Tamar Sharon (2021) se penche, quant à elle, sur l’enjeu de ce qu’elle appelle un « empiètement » [encroachment] d’une sphère sur une autre, et se concentre davantage sur Walzer. Le propos de Sharon vise à pallier un déficit normatif observé dans la simple opposition entre le marché et ce qui doit s’en distinguer (et en être préservé). Elle considère que l’approche walzerienne permet d’offrir des ressources critiques face à des entreprises qui revendiquent des valeurs allant aujourd’hui au-delà de celles du marché, en particulier dans le domaine de la santé. Parce que les plateformes ne se contentent plus de plaider pour l’utilité et la liberté (biens propres à la sphère du marché), mais aussi pour le bien commun et la démocratisation du savoir médical, par exemple. Il n’est ainsi plus satisfaisant d’opposer le marché à une ou des sphères. Si l’on souhaite conserver la possibilité de critiquer la démarche des géants des nouvelles technologies, il est préférable de recourir à l’approche plurielle de Walzer.
Avec la Googlisation de la santé et d’autres secteurs de la société, dont l’éducation, l’information journalistique, l’urbanisme, nous pouvons avoir à faire face à de nouvelles transgressions des sphères connues existantes, de même qu’à des transgressions des sphères nouvelles et émergentes, auxquelles une approche préoccupée par la marchandisation et la commercialisation n’arrive pas assez à nous sensi¬biliser4. (Sharon, 2021)
Nous souscrivons parfaitement à cette thèse qui ne centre toutefois pas l’analyse sur la question de la presse.

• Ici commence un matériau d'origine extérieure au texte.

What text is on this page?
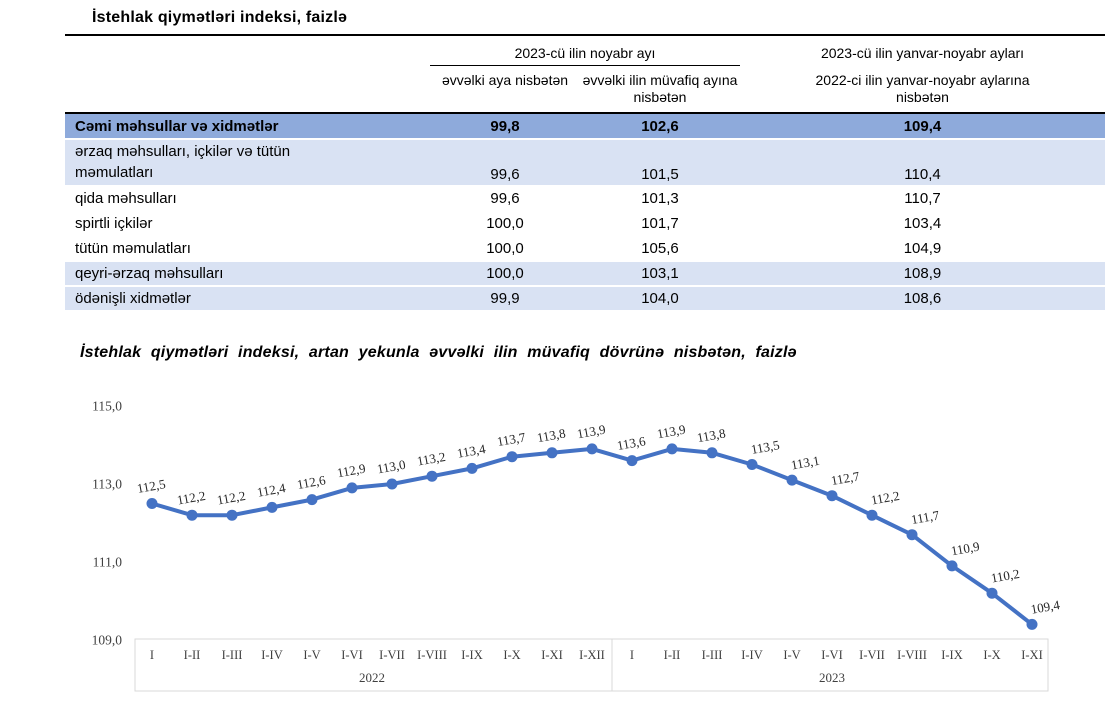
İstehlak qiymətləri indeksi, faizlə
2023-cü ilin noyabr ayı	2023-cü ilin yanvar-noyabr ayları
əvvəlki aya nisbətən	əvvəlki ilin müvafiq ayına nisbətən
2022-ci ilin yanvar-noyabr aylarına nisbətən
Cəmi məhsullar və xidmətlər	99,8	102,6	109,4
ərzaq məhsulları, içkilər və tütün məmulatları	99,6	101,5	110,4
qida məhsulları	99,6	101,3	110,7
spirtli içkilər	100,0	101,7	103,4
tütün məmulatları	100,0	105,6	104,9
qeyri-ərzaq məhsulları	100,0	103,1	108,9
ödənişli xidmətlər	99,9	104,0	108,6
İstehlak qiymətləri indeksi, artan yekunla əvvəlki ilin müvafiq dövrünə nisbətən, faizlə
115,0
113,0
111,0
109,0
I I-II I-III I-IV I-V I-VI I-VII I-VIII I-IX I-X I-XI I-XII
2022
I I-II I-III I-IV I-V I-VI I-VII I-VIII I-IX I-X I-XI
2023
112,5
112,2 112,2 112,4 112,6
112,9 113,0 113,2 113,4
113,7 113,8 113,9
113,6
113,9 113,8
113,5
113,1
112,7
112,2
111,7
110,9
110,2
109,4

Des réseaux sociaux devenus médias d’information
La prédominance du marketing
Le développement des algorithmes de recommandation a été rendu possible grâce aux progrès de l’IA. S’il faut comprendre dans cette discipline la simulation de « tout aspect de l’apprentissage ou autre caractéristique de l’intelligence », selon la profession de foi de la conférence de Dartmouth, en 1956, qui a façonné le terme, nous aimerions toutefois nous restreindre à deux notions plus spécifiques qui sont des sous-ensembles de l’IA. Premièrement, l’apprentissage automatique, qui est une technique permettant à un logiciel d’adopter par lui-même les règles pour parvenir à une fin fixée par un humain. Des règles qui sont définies lors d’une phase d’entraînement au cours de laquelle des exemples sont soumis à la machine, elles peuvent ensuite rester figées ou continuer à se modifier lors de la mise en production (phase d’inférence). Deuxièmement, les algorithmes de recommandation (simplement appelés « algorithmes » dans ce texte), qui représentent les règles produites par ce processus d’apprentissage automatique, mais pas seulement puisqu’un algorithme peut tout à fait être paramétré « à la main ». Rappelons qu’un algorithme est un modèle mathématique dont le rôle est de traiter des données en entrée pour en extraire un résultat en sortie (Turing, 1937, 1938). Dans un objectif de curation sur une plateforme internet, il sera souvent mis au point à travers un processus d’apprentissage automatique.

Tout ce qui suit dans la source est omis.